3La résilience active (phase ultime) se manifeste par le retour de l’énergie d’entreprendre, souvent appelé un peu facilement rebond. Or, « pour se reconstruire, il est essentiel de pouvoir mobiliser des ressources internes et externes, de retisser des liens, de refaire confiance à d’autres pour rompre parfois une spirale d’isolement, d’accepter de sortir d’un contexte douloureux pour aller vers une transformation » [9]. Mais, « certains vont tellement mal qu’ils se laissent emporter à leur insu, insidieusement, vers un processus de crise qui leur fait perdre le contrôle sur eux-mêmes » [10], les conduisant potentiellement à mettre fin à leurs jours. Ces actes suicidaires sont malheureusement trop souvent encore passés sous silence [11].

La suppression de fichiers stigmatisants

4L’année 2013 marque une étape. Les réseaux de soutien social historique comme les syndicats professionnels et les chambres consulaires semblent connaître une désaffection. Or, ils assurent traditionnellement pour les entrepreneurs une fonction d’amortisseurs des angoisses face aux difficultés professionnelles (INSERM, 2011). Le gouvernement, par le truchement de la ministre déléguée aux PME Fleur Pellerin, dans le cadre de la Charte du Rebond, s’empare du sujet pour décomplexer les entrepreneurs en échec et lever le premier obstacle au rebond entrepreneurial. Il s’agit de la suppression effective de l’indicateur dirigeant « 040 » [12], qui stigmatise les chefs d’entreprise ayant déposé le bilan. Concrètement, « plus d’épée de Damoclès sur la tête ! » [13]. La France jusqu’alors était le seul pays européen à disposer d’un indicateur aussi pénalisant, s’apparentant à une double peine pour un entrepreneur qui voulait rebondir. Pour rappel, il s’agissait d’une inscription au Fichier Bancaire des Entreprise (FIBEN) qui rendait très difficile l’ouverture d’un compte bancaire, l’accès au crédit, au leasing à titre professionnel et privé. Par un décret du 1er octobre 2018 (loi Pacte), l’indicateur « 050 » de la Banque de France est également supprimé à compter du 1er janvier 2019 ; les banques ne se réfèrent désormais qu’à l’indicateur « 060 ». Par ailleurs, le Gouvernement s’est engagé publiquement à réduire la durée d’inscription au Kbis des mentions « en sauvegarde/ en redressement ». La France se rapproche ainsi des pratiques anglo-saxonnes qui favorisent davantage la régulation par le marché que par une autorité administrative bancaire.

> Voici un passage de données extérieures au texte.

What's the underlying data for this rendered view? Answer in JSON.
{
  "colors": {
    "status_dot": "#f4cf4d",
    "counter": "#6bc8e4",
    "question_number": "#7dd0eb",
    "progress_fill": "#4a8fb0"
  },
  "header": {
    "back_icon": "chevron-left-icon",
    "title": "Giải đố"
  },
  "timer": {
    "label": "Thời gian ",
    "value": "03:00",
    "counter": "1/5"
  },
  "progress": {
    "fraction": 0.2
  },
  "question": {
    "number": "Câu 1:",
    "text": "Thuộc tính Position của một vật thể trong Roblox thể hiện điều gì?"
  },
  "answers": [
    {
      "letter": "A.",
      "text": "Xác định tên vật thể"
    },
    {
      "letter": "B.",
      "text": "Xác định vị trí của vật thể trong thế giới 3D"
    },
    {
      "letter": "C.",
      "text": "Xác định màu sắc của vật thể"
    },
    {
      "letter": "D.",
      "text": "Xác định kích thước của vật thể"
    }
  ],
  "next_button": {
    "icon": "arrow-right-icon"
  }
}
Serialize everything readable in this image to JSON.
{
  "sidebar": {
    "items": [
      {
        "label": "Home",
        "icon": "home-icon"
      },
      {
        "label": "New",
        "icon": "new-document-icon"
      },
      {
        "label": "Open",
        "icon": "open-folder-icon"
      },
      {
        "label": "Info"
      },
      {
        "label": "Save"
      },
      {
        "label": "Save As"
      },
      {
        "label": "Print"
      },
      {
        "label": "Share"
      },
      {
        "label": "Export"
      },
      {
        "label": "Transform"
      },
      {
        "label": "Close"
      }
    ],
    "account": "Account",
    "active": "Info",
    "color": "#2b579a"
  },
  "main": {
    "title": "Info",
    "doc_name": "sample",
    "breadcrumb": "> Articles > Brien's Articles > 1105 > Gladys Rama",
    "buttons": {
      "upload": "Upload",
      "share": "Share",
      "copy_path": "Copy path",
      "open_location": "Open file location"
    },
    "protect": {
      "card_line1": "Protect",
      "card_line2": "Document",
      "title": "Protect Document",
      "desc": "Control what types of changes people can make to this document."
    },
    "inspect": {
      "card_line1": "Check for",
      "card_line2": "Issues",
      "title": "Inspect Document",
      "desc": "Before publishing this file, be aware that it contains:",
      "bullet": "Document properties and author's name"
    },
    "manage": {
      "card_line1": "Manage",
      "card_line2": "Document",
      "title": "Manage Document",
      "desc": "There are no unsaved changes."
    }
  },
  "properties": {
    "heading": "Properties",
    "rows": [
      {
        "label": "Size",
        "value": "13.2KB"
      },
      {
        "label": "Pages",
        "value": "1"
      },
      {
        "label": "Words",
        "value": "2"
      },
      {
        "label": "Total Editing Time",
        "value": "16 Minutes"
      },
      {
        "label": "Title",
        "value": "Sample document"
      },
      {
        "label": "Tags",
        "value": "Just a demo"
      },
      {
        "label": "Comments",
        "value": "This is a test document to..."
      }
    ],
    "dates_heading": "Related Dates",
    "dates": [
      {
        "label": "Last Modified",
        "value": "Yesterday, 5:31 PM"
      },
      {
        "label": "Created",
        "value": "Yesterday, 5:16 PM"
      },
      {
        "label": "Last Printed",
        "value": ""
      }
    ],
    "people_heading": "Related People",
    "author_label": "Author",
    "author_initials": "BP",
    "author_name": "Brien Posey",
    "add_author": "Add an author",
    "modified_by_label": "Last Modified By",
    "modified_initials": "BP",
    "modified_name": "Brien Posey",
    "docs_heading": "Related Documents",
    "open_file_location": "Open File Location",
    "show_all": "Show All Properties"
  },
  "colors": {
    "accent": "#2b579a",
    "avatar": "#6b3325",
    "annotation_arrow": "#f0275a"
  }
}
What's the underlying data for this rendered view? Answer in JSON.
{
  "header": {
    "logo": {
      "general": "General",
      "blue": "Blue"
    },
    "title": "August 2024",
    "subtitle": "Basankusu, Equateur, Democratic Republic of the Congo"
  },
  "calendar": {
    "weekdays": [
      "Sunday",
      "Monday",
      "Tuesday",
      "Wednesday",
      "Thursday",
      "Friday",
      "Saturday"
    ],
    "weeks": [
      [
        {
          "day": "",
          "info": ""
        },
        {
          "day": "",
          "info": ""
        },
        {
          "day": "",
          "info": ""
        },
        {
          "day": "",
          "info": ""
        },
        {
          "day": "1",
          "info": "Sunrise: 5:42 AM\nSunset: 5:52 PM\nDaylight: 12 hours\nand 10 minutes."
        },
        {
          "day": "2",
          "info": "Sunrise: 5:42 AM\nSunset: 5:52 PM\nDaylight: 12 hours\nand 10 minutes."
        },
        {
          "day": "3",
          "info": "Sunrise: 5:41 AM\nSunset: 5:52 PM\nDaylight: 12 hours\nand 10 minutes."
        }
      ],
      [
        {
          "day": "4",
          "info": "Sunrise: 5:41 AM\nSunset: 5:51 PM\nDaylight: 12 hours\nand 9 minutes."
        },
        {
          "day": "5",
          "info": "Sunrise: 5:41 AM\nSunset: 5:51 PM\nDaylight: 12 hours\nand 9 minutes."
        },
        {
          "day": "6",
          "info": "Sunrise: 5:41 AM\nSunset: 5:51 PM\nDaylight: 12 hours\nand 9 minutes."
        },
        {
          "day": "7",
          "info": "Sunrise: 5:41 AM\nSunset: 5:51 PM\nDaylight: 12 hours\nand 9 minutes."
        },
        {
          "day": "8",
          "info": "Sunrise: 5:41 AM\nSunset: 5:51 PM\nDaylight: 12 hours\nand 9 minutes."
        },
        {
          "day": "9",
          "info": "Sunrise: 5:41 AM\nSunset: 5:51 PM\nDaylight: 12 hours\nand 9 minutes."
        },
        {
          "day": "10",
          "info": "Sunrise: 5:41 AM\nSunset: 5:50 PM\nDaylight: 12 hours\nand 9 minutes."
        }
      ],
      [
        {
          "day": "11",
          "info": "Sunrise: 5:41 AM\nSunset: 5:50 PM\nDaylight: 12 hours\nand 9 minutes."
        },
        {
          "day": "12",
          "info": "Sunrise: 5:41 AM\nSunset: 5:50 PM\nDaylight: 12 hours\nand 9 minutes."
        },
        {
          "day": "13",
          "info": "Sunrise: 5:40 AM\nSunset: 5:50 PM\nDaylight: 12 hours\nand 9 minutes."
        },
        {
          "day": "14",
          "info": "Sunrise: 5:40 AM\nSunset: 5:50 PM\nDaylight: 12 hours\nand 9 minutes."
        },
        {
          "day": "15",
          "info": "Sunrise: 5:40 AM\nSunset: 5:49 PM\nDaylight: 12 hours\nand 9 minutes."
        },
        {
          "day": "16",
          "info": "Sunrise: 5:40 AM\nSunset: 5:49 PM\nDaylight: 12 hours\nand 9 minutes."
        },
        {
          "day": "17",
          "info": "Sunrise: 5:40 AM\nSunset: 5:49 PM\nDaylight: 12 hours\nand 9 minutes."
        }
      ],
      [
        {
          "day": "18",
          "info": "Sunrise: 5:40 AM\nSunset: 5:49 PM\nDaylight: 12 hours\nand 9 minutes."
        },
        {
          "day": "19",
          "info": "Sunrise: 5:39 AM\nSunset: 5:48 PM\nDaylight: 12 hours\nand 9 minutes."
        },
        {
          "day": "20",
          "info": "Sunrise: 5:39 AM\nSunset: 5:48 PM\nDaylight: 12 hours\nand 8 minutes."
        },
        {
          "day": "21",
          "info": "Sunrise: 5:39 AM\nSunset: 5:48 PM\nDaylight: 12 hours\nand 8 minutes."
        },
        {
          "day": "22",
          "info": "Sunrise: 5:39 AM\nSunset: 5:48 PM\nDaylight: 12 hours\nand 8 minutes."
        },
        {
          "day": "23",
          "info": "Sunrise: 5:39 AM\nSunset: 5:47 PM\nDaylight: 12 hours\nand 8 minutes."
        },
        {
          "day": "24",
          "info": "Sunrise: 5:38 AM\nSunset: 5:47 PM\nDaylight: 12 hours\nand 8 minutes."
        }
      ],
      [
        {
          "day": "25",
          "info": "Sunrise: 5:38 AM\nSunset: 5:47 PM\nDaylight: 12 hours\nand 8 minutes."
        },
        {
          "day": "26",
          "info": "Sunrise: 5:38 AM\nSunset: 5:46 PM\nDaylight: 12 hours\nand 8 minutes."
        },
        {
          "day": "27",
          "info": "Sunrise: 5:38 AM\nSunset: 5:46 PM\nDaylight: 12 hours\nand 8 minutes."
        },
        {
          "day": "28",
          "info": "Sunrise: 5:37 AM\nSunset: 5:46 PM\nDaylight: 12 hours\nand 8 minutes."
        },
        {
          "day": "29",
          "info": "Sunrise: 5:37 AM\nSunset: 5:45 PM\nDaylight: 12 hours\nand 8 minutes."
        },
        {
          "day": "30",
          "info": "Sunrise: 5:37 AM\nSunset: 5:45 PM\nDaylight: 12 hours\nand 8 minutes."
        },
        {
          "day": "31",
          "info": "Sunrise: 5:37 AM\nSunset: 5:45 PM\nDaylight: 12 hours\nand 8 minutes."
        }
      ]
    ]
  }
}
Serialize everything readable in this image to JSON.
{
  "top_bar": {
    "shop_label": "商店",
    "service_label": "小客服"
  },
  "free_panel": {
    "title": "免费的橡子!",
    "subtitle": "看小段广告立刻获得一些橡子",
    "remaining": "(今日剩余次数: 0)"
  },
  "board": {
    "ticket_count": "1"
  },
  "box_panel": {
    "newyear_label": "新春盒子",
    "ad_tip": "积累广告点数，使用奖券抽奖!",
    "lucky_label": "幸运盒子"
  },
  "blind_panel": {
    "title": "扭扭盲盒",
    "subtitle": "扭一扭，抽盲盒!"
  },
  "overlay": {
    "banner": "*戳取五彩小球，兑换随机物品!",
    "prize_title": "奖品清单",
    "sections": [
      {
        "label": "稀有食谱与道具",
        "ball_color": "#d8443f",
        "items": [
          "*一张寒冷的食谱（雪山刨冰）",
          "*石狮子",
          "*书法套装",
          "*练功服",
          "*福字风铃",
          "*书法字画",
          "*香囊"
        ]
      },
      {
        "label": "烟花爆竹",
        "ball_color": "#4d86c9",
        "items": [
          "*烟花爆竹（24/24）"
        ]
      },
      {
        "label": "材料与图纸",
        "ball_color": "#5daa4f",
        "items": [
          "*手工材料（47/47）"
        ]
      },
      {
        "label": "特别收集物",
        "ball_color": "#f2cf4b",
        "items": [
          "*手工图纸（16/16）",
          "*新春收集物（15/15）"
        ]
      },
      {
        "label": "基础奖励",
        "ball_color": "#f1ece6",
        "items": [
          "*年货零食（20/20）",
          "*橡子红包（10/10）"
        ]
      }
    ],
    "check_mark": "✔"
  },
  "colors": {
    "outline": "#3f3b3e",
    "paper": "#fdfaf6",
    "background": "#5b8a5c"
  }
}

Un écosystème d’entraide patronal

5La même année (2013), quatre associations à l’origine du Groupement d’Intérêt Associatif (GIA) baptisé « Portail du rebond des entrepreneurs » [14] voient le jour. Leur objectif commun est d’aider les entrepreneurs à rebondir pendant ou après avoir connu des difficultés entrepreneuriales. Ces associations de bénévoles, qui ont fait le choix, avec résilience et audace, de capitaliser sur cette expérience, sont fondées sur la solidarité et le partage entre pairs. Chacune affirme sa singularité : SOS Entrepreneur intervient pour aider l’entrepreneur à « Rebondir aux commandes de son entreprise » grâce à sa plate-forme d’écoute à distance et d’accompagnement 24h/24h ; RE-CREER permet à l’entrepreneur qui a tout perdu de partager son expérience pour « Rebondir vers un nouveau projet » à travers des ateliers d’échanges ; 60 000 Rebonds accompagne l’entrepreneur dont l’entreprise a été liquidée à « Rebondir en recréant une activité » ; enfin, SECOND SOUFFLE apporte un soutien pour « Rebondir en retrouvant un emploi » dans le salariat (voir encadré).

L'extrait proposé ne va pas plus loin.